Use-case for distributed software within company owned devices in the field

jordan-lumley · October 12, 2021, 3:17pm

Hello all,

Question about use of nomad. So I work in a company that is based around Point-Of-Sale in which we need to distribute docker containers amongst other software to company owned distributed devices in the field. Can nomad be a tool to accomplish this?

brucellino1 · October 12, 2021, 3:23pm

For your application to run on the device, it needs at the very least a nomad agent running. So, your device needs a processor architecture that Nomad supports.

Besides that, you will need to consider network connectivity. The agents report to the cluster servers the status of their jobs via health checks, so they will need to be well-connected.

From the sound of it, you want semi-autonomous agents, working in arbitrary environments. The Nomad team can comment more in depth, but I don’t think it would be my first choice for this case.

Curious to hear the details

jordan-lumley · October 12, 2021, 4:05pm

Thanks for the response!

I have been digging through this for a week now obsessively and trying to figure out a path to daylight without just writing my own solution but it keeps circling back towards writing my own.

Curious on what other choices are out there if you know of any?

jordan-lumley · October 12, 2021, 8:13pm

starting to lean towards hashicorp is not what I am looking for… Looks fantastic for cases to deploy to in-house servers or cloud servers but not to agents/clients in the field. I don’t know how something like this doesn’t exist yet?

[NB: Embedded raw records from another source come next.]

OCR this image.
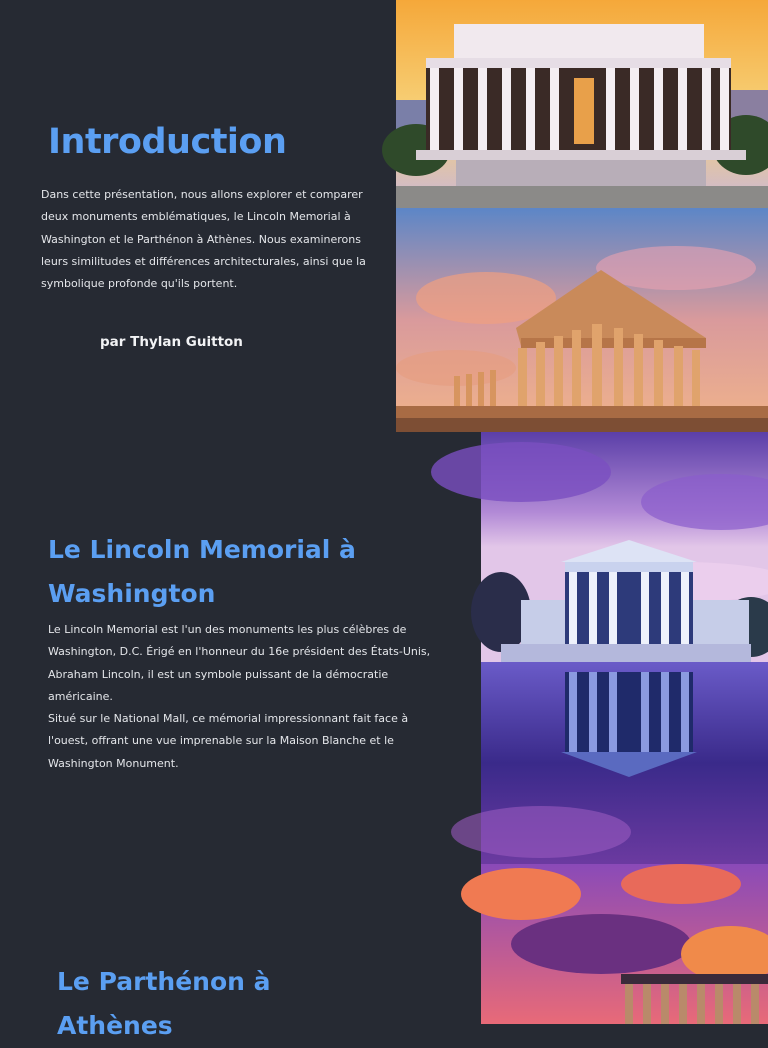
Introduction

Dans cette présentation, nous allons explorer et comparer deux monuments emblématiques, le Lincoln Memorial à Washington et le Parthénon à Athènes. Nous examinerons leurs similitudes et différences architecturales, ainsi que la symbolique profonde qu'ils portent.

par Thylan Guitton

Le Lincoln Memorial à Washington

Le Lincoln Memorial est l'un des monuments les plus célèbres de Washington, D.C. Érigé en l'honneur du 16e président des États-Unis, Abraham Lincoln, il est un symbole puissant de la démocratie américaine.

Situé sur le National Mall, ce mémorial impressionnant fait face à l'ouest, offrant une vue imprenable sur la Maison Blanche et le Washington Monument.

Le Parthénon à Athènes
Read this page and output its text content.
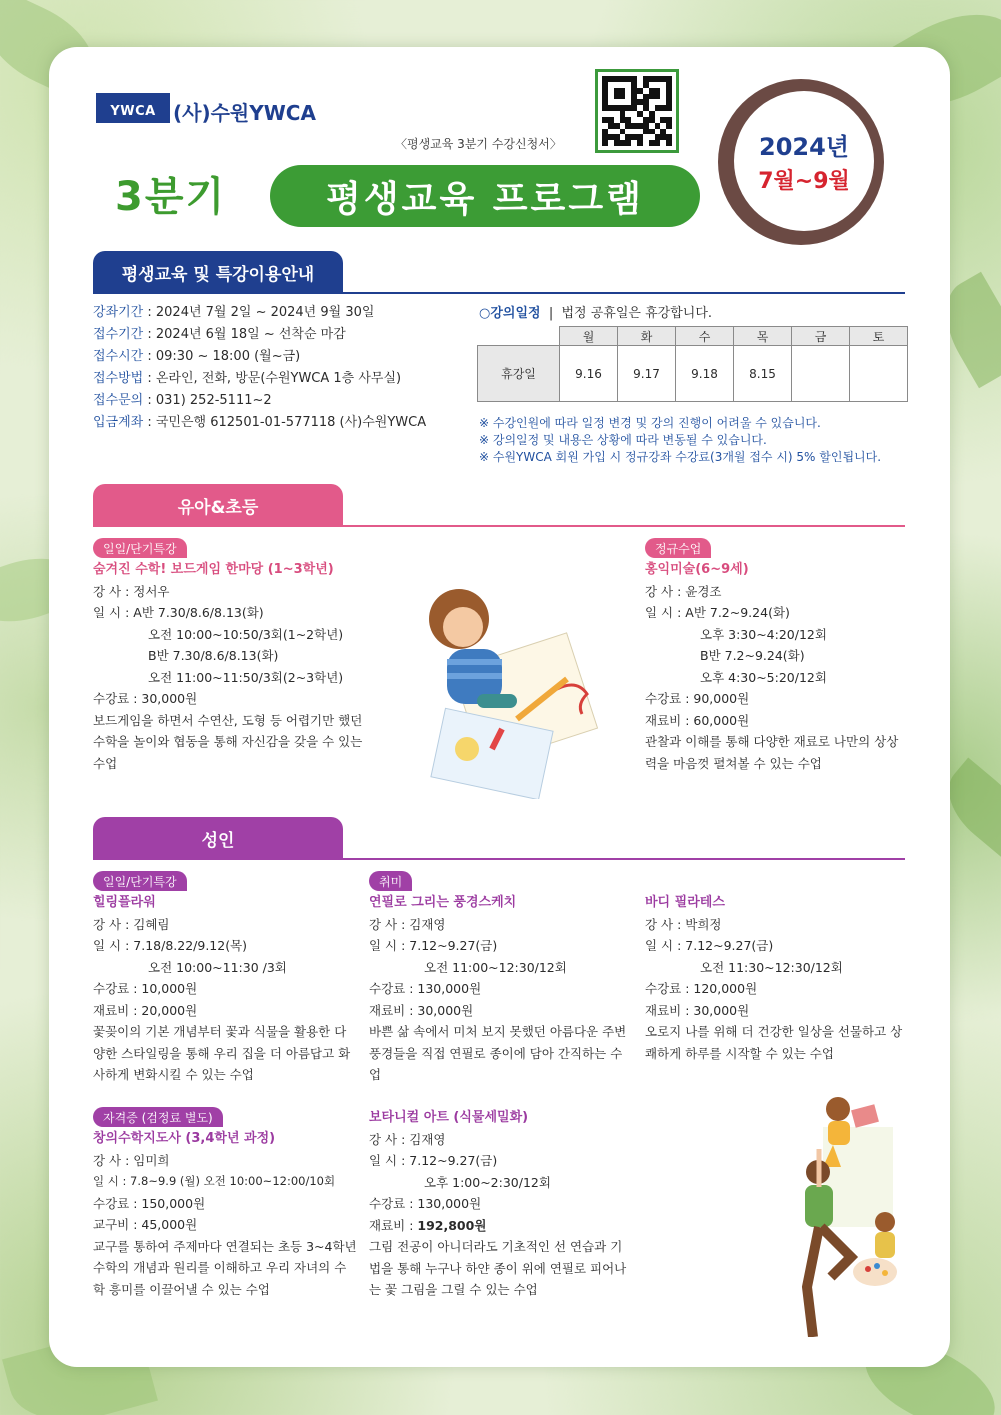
YWCA (사)수원YWCA
〈평생교육 3분기 수강신청서〉
3분기	평생교육 프로그램
2024년
7월~9월
평생교육 및 특강이용안내
강좌기간 : 2024년 7월 2일 ~ 2024년 9월 30일
접수기간 : 2024년 6월 18일 ~ 선착순 마감
접수시간 : 09:30 ~ 18:00 (월~금)
접수방법 : 온라인, 전화, 방문(수원YWCA 1층 사무실)
접수문의 : 031) 252-5111~2
입금계좌 : 국민은행 612501-01-577118 (사)수원YWCA
○강의일정 | 법정 공휴일은 휴강합니다.
	월	화	수	목	금	토
휴강일	9.16	9.17	9.18	8.15		
※ 수강인원에 따라 일정 변경 및 강의 진행이 어려울 수 있습니다.
※ 강의일정 및 내용은 상황에 따라 변동될 수 있습니다.
※ 수원YWCA 회원 가입 시 정규강좌 수강료(3개월 접수 시) 5% 할인됩니다.
유아&초등
일일/단기특강
숨겨진 수학! 보드게임 한마당 (1~3학년)
강 사 : 정서우
일 시 : A반 7.30/8.6/8.13(화)
오전 10:00~10:50/3회(1~2학년)
B반 7.30/8.6/8.13(화)
오전 11:00~11:50/3회(2~3학년)
수강료 : 30,000원
보드게임을 하면서 수연산, 도형 등 어렵기만 했던 수학을 놀이와 협동을 통해 자신감을 갖을 수 있는 수업
정규수업
홍익미술(6~9세)
강 사 : 윤경조
일 시 : A반 7.2~9.24(화)
오후 3:30~4:20/12회
B반 7.2~9.24(화)
오후 4:30~5:20/12회
수강료 : 90,000원
재료비 : 60,000원
관찰과 이해를 통해 다양한 재료로 나만의 상상력을 마음껏 펼쳐볼 수 있는 수업
성인
일일/단기특강
힐링플라워
강 사 : 김혜림
일 시 : 7.18/8.22/9.12(목)
오전 10:00~11:30 /3회
수강료 : 10,000원
재료비 : 20,000원
꽃꽂이의 기본 개념부터 꽃과 식물을 활용한 다양한 스타일링을 통해 우리 집을 더 아름답고 화사하게 변화시킬 수 있는 수업
취미
연필로 그리는 풍경스케치
강 사 : 김재영
일 시 : 7.12~9.27(금)
오전 11:00~12:30/12회
수강료 : 130,000원
재료비 : 30,000원
바쁜 삶 속에서 미처 보지 못했던 아름다운 주변 풍경들을 직접 연필로 종이에 담아 간직하는 수업
바디 필라테스
강 사 : 박희정
일 시 : 7.12~9.27(금)
오전 11:30~12:30/12회
수강료 : 120,000원
재료비 : 30,000원
오로지 나를 위해 더 건강한 일상을 선물하고 상쾌하게 하루를 시작할 수 있는 수업
자격증 (검정료 별도)
창의수학지도사 (3,4학년 과정)
강 사 : 임미희
일 시 : 7.8~9.9 (월) 오전 10:00~12:00/10회
수강료 : 150,000원
교구비 : 45,000원
교구를 통하여 주제마다 연결되는 초등 3~4학년 수학의 개념과 원리를 이해하고 우리 자녀의 수학 흥미를 이끌어낼 수 있는 수업
보타니컬 아트 (식물세밀화)
강 사 : 김재영
일 시 : 7.12~9.27(금)
오후 1:00~2:30/12회
수강료 : 130,000원
재료비 : 192,800원
그림 전공이 아니더라도 기초적인 선 연습과 기법을 통해 누구나 하얀 종이 위에 연필로 피어나는 꽃 그림을 그릴 수 있는 수업
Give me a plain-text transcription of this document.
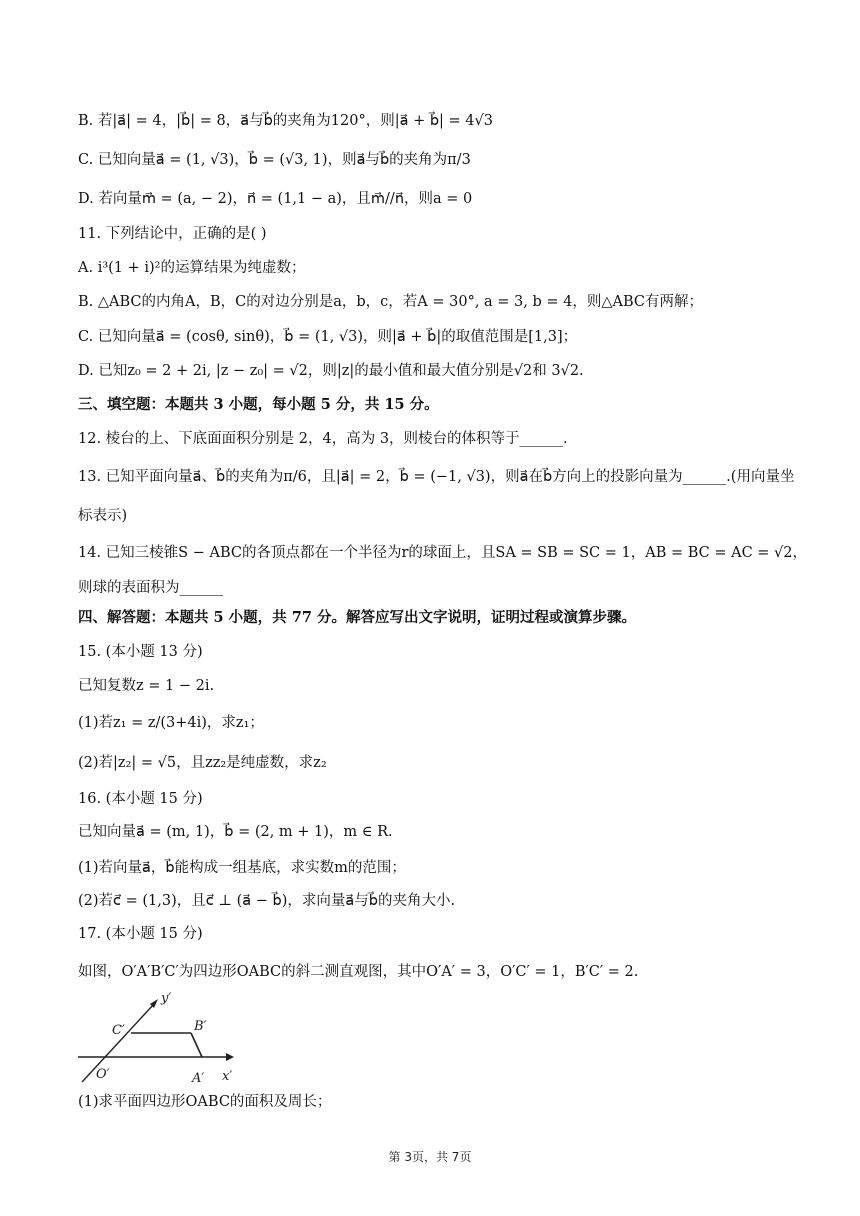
B. 若|a⃗| = 4，|b⃗| = 8，a⃗与b⃗的夹角为120°，则|a⃗ + b⃗| = 4√3
C. 已知向量a⃗ = (1, √3)，b⃗ = (√3, 1)，则a⃗与b⃗的夹角为π/3
D. 若向量m⃗ = (a, − 2)，n⃗ = (1,1 − a)，且m⃗//n⃗，则a = 0
11. 下列结论中，正确的是( )
A. i³(1 + i)²的运算结果为纯虚数；
B. △ABC的内角A，B，C的对边分别是a，b，c，若A = 30°, a = 3, b = 4，则△ABC有两解；
C. 已知向量a⃗ = (cosθ, sinθ)，b⃗ = (1, √3)，则|a⃗ + b⃗|的取值范围是[1,3]；
D. 已知z₀ = 2 + 2i, |z − z₀| = √2，则|z|的最小值和最大值分别是√2和 3√2.
三、填空题：本题共 3 小题，每小题 5 分，共 15 分。
12. 棱台的上、下底面面积分别是 2，4，高为 3，则棱台的体积等于______.
13. 已知平面向量a⃗、b⃗的夹角为π/6，且|a⃗| = 2，b⃗ = (−1, √3)，则a⃗在b⃗方向上的投影向量为______.(用向量坐
标表示)
14. 已知三棱锥S − ABC的各顶点都在一个半径为r的球面上，且SA = SB = SC = 1，AB = BC = AC = √2，
则球的表面积为______
四、解答题：本题共 5 小题，共 77 分。解答应写出文字说明，证明过程或演算步骤。
15. (本小题 13 分)
已知复数z = 1 − 2i.
(1)若z₁ = z/(3+4i)，求z₁；
(2)若|z₂| = √5，且zz₂是纯虚数，求z₂
16. (本小题 15 分)
已知向量a⃗ = (m, 1)，b⃗ = (2, m + 1)，m ∈ R.
(1)若向量a⃗，b⃗能构成一组基底，求实数m的范围；
(2)若c⃗ = (1,3)，且c⃗ ⊥ (a⃗ − b⃗)，求向量a⃗与b⃗的夹角大小.
17. (本小题 15 分)
如图，O′A′B′C′为四边形OABC的斜二测直观图，其中O′A′ = 3，O′C′ = 1，B′C′ = 2.
y′
C′	B′
O′	A′ x′
(1)求平面四边形OABC的面积及周长；
第 3页，共 7页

mnomitch · October 12, 2021, 9:39pm

Hey @jordan-lumley!

While it isn’t the majority of Nomad use, we definitely see people using Nomad to achieve something similar to what you mentioned. And it seems to generally go well.

“Edge” deployments where the client is located far away from the Nomad server cluster, and where connectivity might be lost (then found) is something we’ll likely be spending more time on in the future.

Off the top of my head, I can mention some things to do/not to do

First, I would start with a single Nomad server cluster talking to distant clients. While the servers should have a low latency/consistent connection, the clients can operate pretty well with high latency and inconsistent connections. A single server cluster can scale to thousands of clients. People sometimes jump to federated servers immediately, but I wouldn’t worry about that yet.
Consul usually needs clients to gossip between themselves. This can be an issue for “edge” deployments as not all the clients can connect. If possible, I would avoid Consul for this reason. This will make service discovery trickier, but hopefully you don’t need a full Service Mesh for this use case.
I would think about the stop_after_client_disconnect value you want for your use case - group Stanza - Job Specification | Nomad by HashiCorp
Other spots where you can retry connections or tune for longer heartbeats you should. (Sorry I’m forgetting exactly where now - it might be heartbeat_grace - server Stanza - Agent Configuration | Nomad by HashiCorp)
Worth noting that if the Nomad client does disconnect, it can keep running its workloads, but when it reconnects, it will usually restart its workloads. If the workloads quickly restart this is no big deal, if the workload is slow, you may have to work around this. Gracefully handling reconnection to the cluster is something we’ll be handling in a future version of Nomad. Ideally this isn’t a deal breaker though.
Consider using “datacenters” heavily to segment client nodes. This can make scheduling on particular machines a lot easier. Depending on your use case you might not need this though.

If anything else pops up as a potential blocker, please let me know! We’re very interested in serving use cases like this, so that feedback would be very valuable. Feel free to reach out to mnomitch(at)hashicorp(dot)com with feedback.

jordan-lumley · October 12, 2021, 11:04pm

Thanks so much for this information!! I very much so enjoy the hashistack. I think what you guys are doing is pretty awesome just wanted to hear it from the source to make sure I wasn’t retro-fitting something where it should be retro-fitted.

mnomitch · December 13, 2021, 10:54pm

@jordan-lumley, just curious any luck?

jordan-lumley · December 13, 2021, 11:09pm

Hey @mnomitch, Sorry but no luck. I tried to make it work but ended up stumbling upon balena OS and ran with that. It encompassed the full width of what we needed. But still have been keeping an eye on nomad!